MP do setor não universalizará atendimento, mas pelo menos segue a direção correta

Folha de São Paulo

8.ago.2018 às 8h00

É notório que o problema de infraestrutura básica mais importante para a população brasileira seja o saneamento básico. Mesmo entre as dez maiores economias globais, temos mais de 100 milhões de cidadãos sem rede de coleta de esgoto e 120 milhões sem acesso ao tratamento de esgoto.

Após uma política de saneamento básico no regime militar, apenas o acesso à água encanada avançou; porém, ainda temos 35 milhões de brasileiros fora da conta. No ritmo atual de investimentos, a universalização dos serviços, prevista para 2033 no Plano Nacional de Saneamento, atrasará, pelo menos, 20 anos.

É essencial darmos um salto não somente na quantidade, mas também na qualidade do saneamento. Partindo deste princípio, o governo federal anunciou uma medida provisória (MP) para dar outros tons ao saneamento básico no Brasil. Embora composta, em sua maior parte, por pontos debatidos há anos, a MP está sendo questionada por muitos.

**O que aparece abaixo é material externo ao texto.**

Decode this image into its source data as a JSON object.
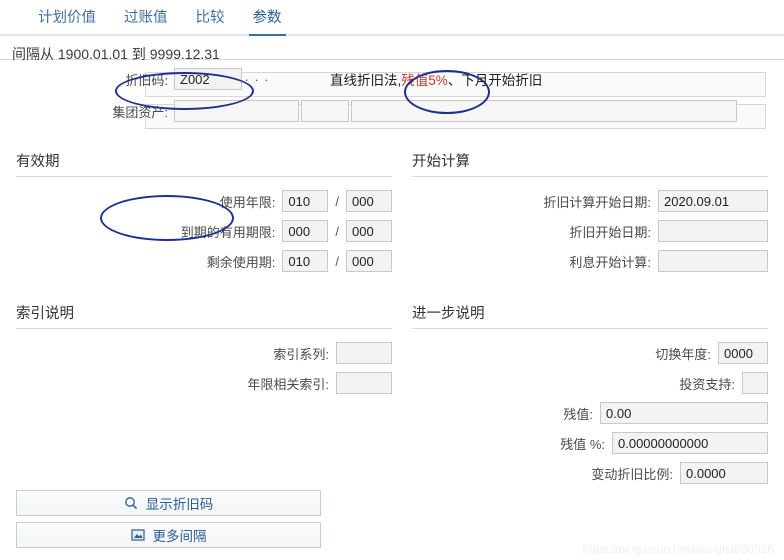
{
  "tabs": [
    {
      "label": "计划价值",
      "active": false
    },
    {
      "label": "过账值",
      "active": false
    },
    {
      "label": "比较",
      "active": false
    },
    {
      "label": "参数",
      "active": true
    }
  ],
  "interval": {
    "prefix": "间隔从",
    "from": "1900.01.01",
    "middle": "到",
    "to": "9999.12.31"
  },
  "top_form": {
    "dep_code_label": "折旧码:",
    "dep_code_value": "Z002",
    "ellipsis_button": "· · ·",
    "description_prefix": "直线折旧法,",
    "description_highlight": "残值5%",
    "description_suffix": "、下月开始折旧",
    "group_asset_label": "集团资产:",
    "group_asset_value_1": "",
    "group_asset_value_2": "",
    "group_asset_value_3": ""
  },
  "sections": {
    "useful_life": {
      "title": "有效期",
      "rows": [
        {
          "label": "使用年限:",
          "years": "010",
          "sep": "/",
          "periods": "000"
        },
        {
          "label": "到期的有用期限:",
          "years": "000",
          "sep": "/",
          "periods": "000"
        },
        {
          "label": "剩余使用期:",
          "years": "010",
          "sep": "/",
          "periods": "000"
        }
      ]
    },
    "start_calc": {
      "title": "开始计算",
      "rows": [
        {
          "label": "折旧计算开始日期:",
          "value": "2020.09.01"
        },
        {
          "label": "折旧开始日期:",
          "value": ""
        },
        {
          "label": "利息开始计算:",
          "value": ""
        }
      ]
    },
    "index_desc": {
      "title": "索引说明",
      "rows": [
        {
          "label": "索引系列:",
          "value": ""
        },
        {
          "label": "年限相关索引:",
          "value": ""
        }
      ]
    },
    "further_desc": {
      "title": "进一步说明",
      "rows": [
        {
          "label": "切换年度:",
          "value": "0000"
        },
        {
          "label": "投资支持:",
          "value": ""
        },
        {
          "label": "残值:",
          "value": "0.00"
        },
        {
          "label": "残值 %:",
          "value": "0.00000000000"
        },
        {
          "label": "变动折旧比例:",
          "value": "0.0000"
        }
      ]
    }
  },
  "buttons": [
    {
      "label": "显示折旧码",
      "icon": "magnifier-icon"
    },
    {
      "label": "更多间隔",
      "icon": "image-icon"
    }
  ],
  "watermark": "https://blog.csdn.net/wanglei880526",
  "colors": {
    "accent": "#3a6ea5",
    "annotation": "#1f2f8f",
    "highlight": "#c0392b",
    "field_bg": "#f3f3f3"
  }
}
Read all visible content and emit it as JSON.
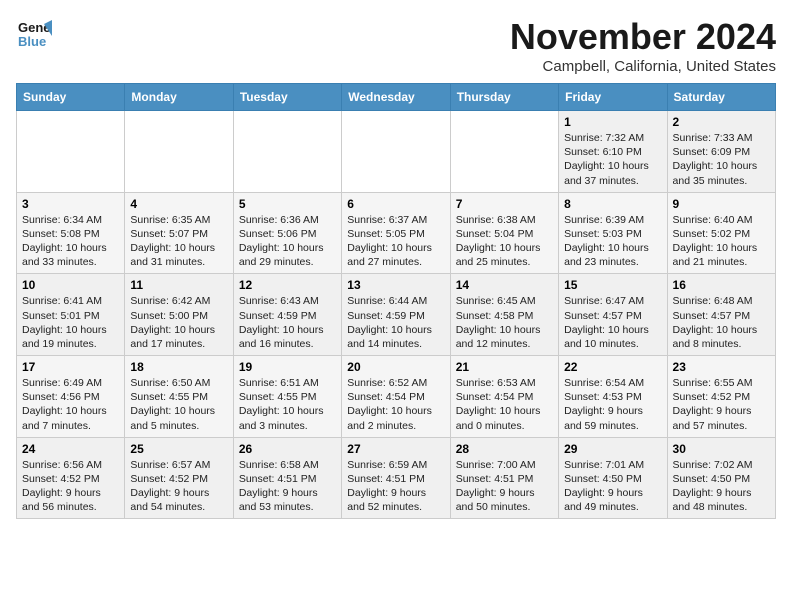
{
  "logo": {
    "line1": "General",
    "line2": "Blue"
  },
  "title": "November 2024",
  "location": "Campbell, California, United States",
  "days_header": [
    "Sunday",
    "Monday",
    "Tuesday",
    "Wednesday",
    "Thursday",
    "Friday",
    "Saturday"
  ],
  "weeks": [
    [
      {
        "day": "",
        "detail": ""
      },
      {
        "day": "",
        "detail": ""
      },
      {
        "day": "",
        "detail": ""
      },
      {
        "day": "",
        "detail": ""
      },
      {
        "day": "",
        "detail": ""
      },
      {
        "day": "1",
        "detail": "Sunrise: 7:32 AM\nSunset: 6:10 PM\nDaylight: 10 hours and 37 minutes."
      },
      {
        "day": "2",
        "detail": "Sunrise: 7:33 AM\nSunset: 6:09 PM\nDaylight: 10 hours and 35 minutes."
      }
    ],
    [
      {
        "day": "3",
        "detail": "Sunrise: 6:34 AM\nSunset: 5:08 PM\nDaylight: 10 hours and 33 minutes."
      },
      {
        "day": "4",
        "detail": "Sunrise: 6:35 AM\nSunset: 5:07 PM\nDaylight: 10 hours and 31 minutes."
      },
      {
        "day": "5",
        "detail": "Sunrise: 6:36 AM\nSunset: 5:06 PM\nDaylight: 10 hours and 29 minutes."
      },
      {
        "day": "6",
        "detail": "Sunrise: 6:37 AM\nSunset: 5:05 PM\nDaylight: 10 hours and 27 minutes."
      },
      {
        "day": "7",
        "detail": "Sunrise: 6:38 AM\nSunset: 5:04 PM\nDaylight: 10 hours and 25 minutes."
      },
      {
        "day": "8",
        "detail": "Sunrise: 6:39 AM\nSunset: 5:03 PM\nDaylight: 10 hours and 23 minutes."
      },
      {
        "day": "9",
        "detail": "Sunrise: 6:40 AM\nSunset: 5:02 PM\nDaylight: 10 hours and 21 minutes."
      }
    ],
    [
      {
        "day": "10",
        "detail": "Sunrise: 6:41 AM\nSunset: 5:01 PM\nDaylight: 10 hours and 19 minutes."
      },
      {
        "day": "11",
        "detail": "Sunrise: 6:42 AM\nSunset: 5:00 PM\nDaylight: 10 hours and 17 minutes."
      },
      {
        "day": "12",
        "detail": "Sunrise: 6:43 AM\nSunset: 4:59 PM\nDaylight: 10 hours and 16 minutes."
      },
      {
        "day": "13",
        "detail": "Sunrise: 6:44 AM\nSunset: 4:59 PM\nDaylight: 10 hours and 14 minutes."
      },
      {
        "day": "14",
        "detail": "Sunrise: 6:45 AM\nSunset: 4:58 PM\nDaylight: 10 hours and 12 minutes."
      },
      {
        "day": "15",
        "detail": "Sunrise: 6:47 AM\nSunset: 4:57 PM\nDaylight: 10 hours and 10 minutes."
      },
      {
        "day": "16",
        "detail": "Sunrise: 6:48 AM\nSunset: 4:57 PM\nDaylight: 10 hours and 8 minutes."
      }
    ],
    [
      {
        "day": "17",
        "detail": "Sunrise: 6:49 AM\nSunset: 4:56 PM\nDaylight: 10 hours and 7 minutes."
      },
      {
        "day": "18",
        "detail": "Sunrise: 6:50 AM\nSunset: 4:55 PM\nDaylight: 10 hours and 5 minutes."
      },
      {
        "day": "19",
        "detail": "Sunrise: 6:51 AM\nSunset: 4:55 PM\nDaylight: 10 hours and 3 minutes."
      },
      {
        "day": "20",
        "detail": "Sunrise: 6:52 AM\nSunset: 4:54 PM\nDaylight: 10 hours and 2 minutes."
      },
      {
        "day": "21",
        "detail": "Sunrise: 6:53 AM\nSunset: 4:54 PM\nDaylight: 10 hours and 0 minutes."
      },
      {
        "day": "22",
        "detail": "Sunrise: 6:54 AM\nSunset: 4:53 PM\nDaylight: 9 hours and 59 minutes."
      },
      {
        "day": "23",
        "detail": "Sunrise: 6:55 AM\nSunset: 4:52 PM\nDaylight: 9 hours and 57 minutes."
      }
    ],
    [
      {
        "day": "24",
        "detail": "Sunrise: 6:56 AM\nSunset: 4:52 PM\nDaylight: 9 hours and 56 minutes."
      },
      {
        "day": "25",
        "detail": "Sunrise: 6:57 AM\nSunset: 4:52 PM\nDaylight: 9 hours and 54 minutes."
      },
      {
        "day": "26",
        "detail": "Sunrise: 6:58 AM\nSunset: 4:51 PM\nDaylight: 9 hours and 53 minutes."
      },
      {
        "day": "27",
        "detail": "Sunrise: 6:59 AM\nSunset: 4:51 PM\nDaylight: 9 hours and 52 minutes."
      },
      {
        "day": "28",
        "detail": "Sunrise: 7:00 AM\nSunset: 4:51 PM\nDaylight: 9 hours and 50 minutes."
      },
      {
        "day": "29",
        "detail": "Sunrise: 7:01 AM\nSunset: 4:50 PM\nDaylight: 9 hours and 49 minutes."
      },
      {
        "day": "30",
        "detail": "Sunrise: 7:02 AM\nSunset: 4:50 PM\nDaylight: 9 hours and 48 minutes."
      }
    ]
  ]
}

O primeiro ponto de debate é sobre a regulação dos serviços de água e esgoto no Brasil. A nova MP propõe que a ANA (Agência Nacional das Águas) seja a formuladora de normas de referência para as quase 50 agências espalhadas pelo país. A solução dada na MP busca corrigir a falta de homogeneidade de atuação das agências, sempre citada como um dos pontos de insegurança jurídica e um inibidor para execução de políticas públicas e investimentos de longo prazo.

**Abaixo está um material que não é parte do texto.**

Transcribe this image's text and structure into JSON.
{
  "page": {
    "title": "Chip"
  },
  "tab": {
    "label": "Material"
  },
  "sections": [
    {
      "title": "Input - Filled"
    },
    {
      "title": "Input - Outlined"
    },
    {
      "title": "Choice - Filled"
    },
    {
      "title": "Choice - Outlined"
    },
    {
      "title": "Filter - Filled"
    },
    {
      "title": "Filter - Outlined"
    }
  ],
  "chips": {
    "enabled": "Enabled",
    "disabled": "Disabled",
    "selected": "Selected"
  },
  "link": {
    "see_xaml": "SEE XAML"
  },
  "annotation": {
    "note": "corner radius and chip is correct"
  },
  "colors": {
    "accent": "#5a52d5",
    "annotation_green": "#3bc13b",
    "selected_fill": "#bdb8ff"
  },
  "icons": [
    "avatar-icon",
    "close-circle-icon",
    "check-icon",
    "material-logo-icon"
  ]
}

A agência também estabelecerá mecanismos de fiscalização e análises dos contratos existentes entre operadores e municípios, uma vez que muitos não têm monitoramento, metas, prazos, obrigações e perspectiva de universalização.

Entendemos ser importante que a ANA seja preparada para essa função, com estrutura e quadros especializados, podendo, assim, fazer esse papel e com obrigatoriedade de cumprimento ligada ao acesso aos recursos de financiamento. Importante dizer que as diretrizes nacionais mantêm a liberdade dos municípios, ao mesmo tempo em que tornam a regulação mais homogênea —um pedido do setor desde a promulgação da lei atual, feita em 2007, após décadas de debates.

O segundo ponto, pouco lembrado, é a obrigação de o município pensar em soluções para o saneamento em toda a cidade, e não somente nas áreas urbanas. Atendimento de água e esgotos em áreas rurais, em processo de regularização, isoladas, indígenas, fazem parte das obrigações do país com suas metas internacionais; portanto, precisam ter projetos, recursos, responsáveis e metas a cumprir.

Vale citar também a possibilidade de prestação de serviços e formulação de planos de saneamento regionais, seja por consórcios, comitês de bacias hidrográficas ou similar; a possibilidade da cobrança da tarifa pela disponibilidade das redes de esgoto, induzindo o morador a cumprir com seu papel de cidadão conectando a moradia à rede de saneamento e o retorno dos investimentos feitos; a tão sonhada auditoria no (SNIS) Sistema Nacional de Informações sobre Saneamento para que o país tenha uma base de dados confiável e assim possa formular políticas que considerem o real desafio do país; a criação do Comitê Interministerial de Saneamento Básico, visando coordenar a ação dos (vários) ministérios ligados ao saneamento.

Existem mais pontos positivos, mas infelizmente o debate está preso no dilema da operação pública e/ou privada —peculiaridades que podem travar todo o conjunto de medidas que visam trazer novos ares ao setor. O fato é que o Brasil precisa de mais de R$ 350 bilhões para universalizar a água e os esgotos —sabidamente proibitivos se pensarmos apenas em recursos públicos.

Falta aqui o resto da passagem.